La fatigue avait annoncé la maladie. Elle était pesante, mais tant que l'on ignorait de quelle menace elle était la messagère, elle se laissait oublier le temps d'une journée de travail. Puis, exacerbée, elle avait accompagné les traitements, atteignant des points culminants quelques jours après les cures de chimio pour décroître progressivement, me laissant même parfois quelques belles journées avant de retourner à l'hôpital. Devenue insoutenable, elle m'a poussée à réclamer l'arrêt des soins ; il est vrai qu'elle accompagnait une foule d'autres symptômes dont l'accumulation m'était devenue intolérable. La fatigue, je savais, je croyais savoir qu'elle disparaîtrait enfin, définitivement, au bout de quelques semaines.

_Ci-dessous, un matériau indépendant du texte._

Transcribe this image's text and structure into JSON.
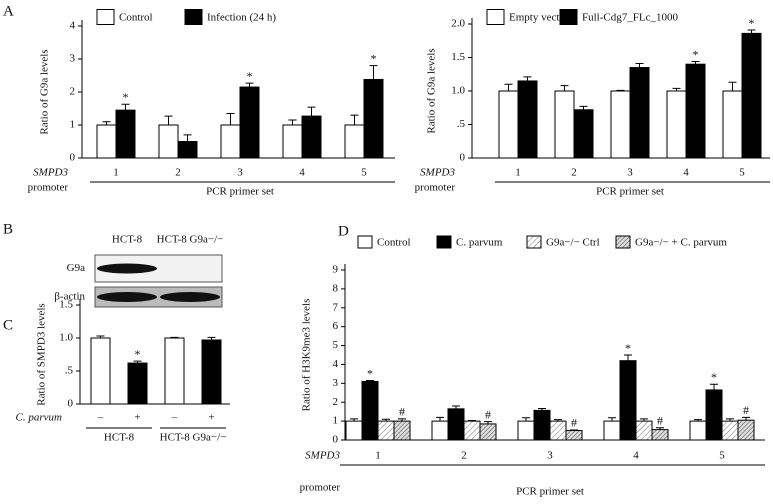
{
  "chart_data": [
    {
      "type": "bar",
      "panel": "A",
      "ylabel": "Ratio of G9a levels",
      "categories": [
        "1",
        "2",
        "3",
        "4",
        "5"
      ],
      "row_label": "SMPD3",
      "row_label2": "promoter",
      "xlabel": "PCR primer set",
      "ylim": [
        0,
        4
      ],
      "yticks": [
        0,
        1,
        2,
        3,
        4
      ],
      "series": [
        {
          "name": "Control",
          "color": "#ffffff",
          "values": [
            1.0,
            1.0,
            1.0,
            1.0,
            1.0
          ],
          "errors": [
            0.1,
            0.27,
            0.35,
            0.15,
            0.3
          ],
          "labels": [
            null,
            null,
            null,
            null,
            null
          ]
        },
        {
          "name": "Infection (24 h)",
          "color": "#000000",
          "values": [
            1.45,
            0.5,
            2.15,
            1.27,
            2.38
          ],
          "errors": [
            0.18,
            0.2,
            0.12,
            0.27,
            0.42
          ],
          "labels": [
            "*",
            null,
            "*",
            null,
            "*"
          ]
        }
      ]
    },
    {
      "type": "bar",
      "ylabel": "Ratio of G9a levels",
      "categories": [
        "1",
        "2",
        "3",
        "4",
        "5"
      ],
      "row_label": "SMPD3",
      "row_label2": "promoter",
      "xlabel": "PCR primer set",
      "ylim": [
        0,
        2
      ],
      "yticks": [
        0,
        {
          "value": 0.5,
          "label": ".5"
        },
        {
          "value": 1,
          "label": "1.0"
        },
        {
          "value": 1.5,
          "label": "1.5"
        },
        {
          "value": 2,
          "label": "2.0"
        }
      ],
      "series": [
        {
          "name": "Empty vector",
          "color": "#ffffff",
          "values": [
            1.0,
            1.0,
            1.0,
            1.0,
            1.0
          ],
          "errors": [
            0.1,
            0.08,
            0.01,
            0.04,
            0.13
          ],
          "labels": [
            null,
            null,
            null,
            null,
            null
          ]
        },
        {
          "name": "Full-Cdg7_FLc_1000",
          "color": "#000000",
          "values": [
            1.15,
            0.72,
            1.35,
            1.4,
            1.86
          ],
          "errors": [
            0.06,
            0.05,
            0.06,
            0.04,
            0.05
          ],
          "labels": [
            null,
            null,
            null,
            "*",
            "*"
          ]
        }
      ]
    },
    {
      "type": "blot",
      "panel": "B",
      "columns": [
        "HCT-8",
        "HCT-8 G9a−/−"
      ],
      "rows": [
        "G9a",
        "β-actin"
      ]
    },
    {
      "type": "bar",
      "panel": "C",
      "ylabel": "Ratio of SMPD3 levels",
      "categories": [
        "–",
        "+",
        "–",
        "+"
      ],
      "row_label": "C. parvum",
      "groups": [
        "HCT-8",
        "HCT-8 G9a−/−"
      ],
      "ylim": [
        0,
        1.5
      ],
      "yticks": [
        0,
        {
          "value": 0.5,
          "label": ".5"
        },
        {
          "value": 1,
          "label": "1.0"
        },
        {
          "value": 1.5,
          "label": "1.5"
        }
      ],
      "values": [
        1.0,
        0.62,
        1.0,
        0.97
      ],
      "errors": [
        0.03,
        0.03,
        0.01,
        0.04
      ],
      "colors": [
        "#ffffff",
        "#000000",
        "#ffffff",
        "#000000"
      ],
      "labels": [
        null,
        "*",
        null,
        null
      ]
    },
    {
      "type": "bar",
      "panel": "D",
      "ylabel": "Ratio of H3K9me3 levels",
      "categories": [
        "1",
        "2",
        "3",
        "4",
        "5"
      ],
      "row_label": "SMPD3",
      "row_label2": "promoter",
      "xlabel": "PCR primer set",
      "ylim": [
        0,
        9
      ],
      "yticks": [
        0,
        1,
        2,
        3,
        4,
        5,
        6,
        7,
        8,
        9
      ],
      "series": [
        {
          "name": "Control",
          "color": "#ffffff",
          "values": [
            1.0,
            1.0,
            1.0,
            1.0,
            1.0
          ],
          "errors": [
            0.12,
            0.2,
            0.18,
            0.18,
            0.08
          ],
          "labels": [
            null,
            null,
            null,
            null,
            null
          ]
        },
        {
          "name": "C. parvum",
          "color": "#000000",
          "values": [
            3.1,
            1.65,
            1.57,
            4.2,
            2.65
          ],
          "errors": [
            0.05,
            0.15,
            0.1,
            0.3,
            0.3
          ],
          "labels": [
            "*",
            null,
            null,
            "*",
            "*"
          ]
        },
        {
          "name": "G9a−/− Ctrl",
          "color": "#ffffff",
          "hatch": "light",
          "values": [
            1.0,
            1.0,
            1.0,
            1.0,
            1.0
          ],
          "errors": [
            0.1,
            0.03,
            0.08,
            0.12,
            0.12
          ],
          "labels": [
            null,
            null,
            null,
            null,
            null
          ]
        },
        {
          "name": "G9a−/− + C. parvum",
          "color": "#ffffff",
          "hatch": "dense",
          "values": [
            1.0,
            0.85,
            0.5,
            0.55,
            1.05
          ],
          "errors": [
            0.12,
            0.12,
            0.03,
            0.1,
            0.15
          ],
          "labels": [
            "#",
            "#",
            "#",
            "#",
            "#"
          ]
        }
      ]
    }
  ]
}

Mais elle est toujours là, m'accablant sans relâche, presque trois mois après la dernière perfusion. J'ignore quand je pourrai m'en défaire.

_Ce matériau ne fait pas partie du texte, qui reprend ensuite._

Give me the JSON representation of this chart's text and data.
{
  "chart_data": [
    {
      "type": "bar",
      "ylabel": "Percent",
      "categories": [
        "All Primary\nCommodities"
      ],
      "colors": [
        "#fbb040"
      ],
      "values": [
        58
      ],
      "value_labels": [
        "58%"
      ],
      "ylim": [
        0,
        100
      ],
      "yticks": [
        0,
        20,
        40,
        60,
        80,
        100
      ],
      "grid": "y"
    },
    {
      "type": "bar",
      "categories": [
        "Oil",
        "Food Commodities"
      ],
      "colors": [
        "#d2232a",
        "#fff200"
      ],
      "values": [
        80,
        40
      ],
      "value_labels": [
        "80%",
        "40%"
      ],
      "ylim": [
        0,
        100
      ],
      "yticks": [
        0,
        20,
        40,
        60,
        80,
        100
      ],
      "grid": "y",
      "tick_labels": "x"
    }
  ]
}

Les nausées, la sensation d'être empoisonnée, les palpitations cardiaques, toutes ces terribles sensations ont disparu depuis longtemps déjà. Mais la fatigue, coriace, résiste au temps. Et moi je ne lui résiste pas.

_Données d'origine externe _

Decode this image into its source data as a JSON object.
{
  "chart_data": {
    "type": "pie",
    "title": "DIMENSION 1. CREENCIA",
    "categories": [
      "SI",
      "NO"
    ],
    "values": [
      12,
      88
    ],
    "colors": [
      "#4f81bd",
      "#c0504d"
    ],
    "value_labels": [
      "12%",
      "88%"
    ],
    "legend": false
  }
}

Elle se manifeste malgré mes très longues nuits, malgré mon inactivité forcée. Au bout de quelques heures de veille, elle s'empare de moi et m'entraîne sans que je puisse lutter contre elle. Depuis l'annonce de la maladie, elle est toujours là, plus ou moins intense, mais toujours aussi implacable.
Elle se manifeste désormais par des sensations de vertige, la tête qui tourne, une sourde angoisse qui m'étreint alors qu'il me semble que je tombe, que je glisse sans fin. Une chute interminable : c'est ainsi que je décrirais ce que je ressens lorsque la fatigue s'annonce, toujours impromptue, toujours irrésistible. Rester éveillée, c'est une véritable lutte dont je sors souvent battue. Combien de fois me suis-je réveillée, assise à mon bureau, sans m'être rendu compte que je m'étais endormie ?
Retourner travailler, dans ces conditions, me semble bien difficile. Pourtant, mon cerveau fonctionne bien, à nouveau. Je suis emplie d'envies. C'est vrai, j'ai une "bonne voix", la voix de quelqu'un qui n'a pas très bon caractère, la mienne, celle que j'avais probablement avant tout ça. Je déborde d'énergie. Mais je n'ai pas retrouvé mes forces. Me voilà freinée par... par quoi, en fait ?
Le lien du jour, bien sûr, évoque la question qui me taraude de plus en plus : le retour à l'emploi. Lisez cette page très intéressante sur le site de l'institut Curie, intitulée fort a propos... Retour à l'emploi après le cancer : entre épreuve et opportunité

Quant à l'image du jour, c'est un très bel objet, comme savent en représenter les logiciels d'imagerie scientifique. Ce joli jouet dodu et coloré, c'est une molécule du Cisplatine, ce médicament qui soigne tant de cancers... et qui produit tant de terribles effets secondaires.